Russia’s satellite nations, led by the country with the largest military budget, signed a deal to use the country’s most powerful rocket to launch satellites.
Key points:Russia’s SES-9 rocket launches the first Russian-made satellite in more than 20 yearsRussian President Vladimir Putin and Russia’s Prime Minister Dmitry Medvedev signed a joint declaration in Moscow, as they meet for the first time since the start of the joint drillThe agreement was announced by Putin and Russian Prime Minister Dmitri Medvedesev, who have been working closely on satellite deployment since the end of the 2014 Sochi Winter Olympics.

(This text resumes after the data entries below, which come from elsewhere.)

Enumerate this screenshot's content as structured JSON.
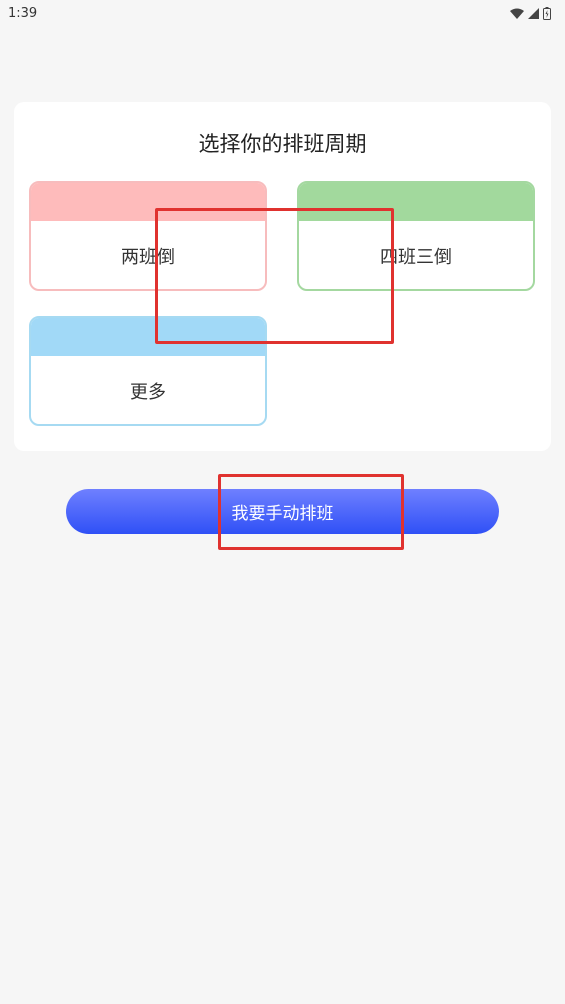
{
  "status_bar": {
    "time": "1:39",
    "icons": [
      "wifi-icon",
      "signal-icon",
      "battery-icon"
    ]
  },
  "card": {
    "title": "选择你的排班周期",
    "options": [
      {
        "label": "两班倒",
        "color": "#febbbb",
        "border": "#f7bcbd"
      },
      {
        "label": "四班三倒",
        "color": "#a2d99d",
        "border": "#a4d8a0"
      },
      {
        "label": "更多",
        "color": "#a1d9f7",
        "border": "#a6daf2"
      }
    ]
  },
  "manual_button": {
    "label": "我要手动排班",
    "gradient": [
      "#6f80ff",
      "#2f50f6"
    ]
  },
  "colors": {
    "background": "#f6f6f6",
    "card": "#ffffff",
    "highlight": "#e0322f"
  }
}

The two presidents also announced the launch of a satellite navigation system, SES N1A, that will be used by the government to provide real-time satellite navigation information.
“We have to start a new era in the relationship between Russia and the United States,” Putin said at the signing ceremony.
“It will be a new and decisive period.
This new era will be based on the spirit of friendship and cooperation.”
Satellite navies are crucial for the future of Russia and other nations in space, as the world’s largest satellite market is expected to expand dramatically in the coming years.
Russia’s space fleet has grown by 50 per cent since the Sochi Olympics, and its military budget has nearly tripled.
“This agreement gives the SES nations the means to use Russia’s SESA-9-K rocket, which will be launched in 2017,” SES said in a statement.
“Satellite navigation services are of fundamental importance for all nations, including Russia, as we move forward towards a new age of space cooperation,” it added.
Russia is the only country to have launched its own rockets to orbit and use the S-band and Ku-band spectrum, which has been used for communications since the 1970s.
The country also has several satellites in the process of being deployed, including the SBS-3, a communications satellite that was launched earlier this month, and the SBI-6, a weather satellite.
Earlier this year, Russia’s Defence Ministry said the SSP-1 and SSP2 satellites were in orbit.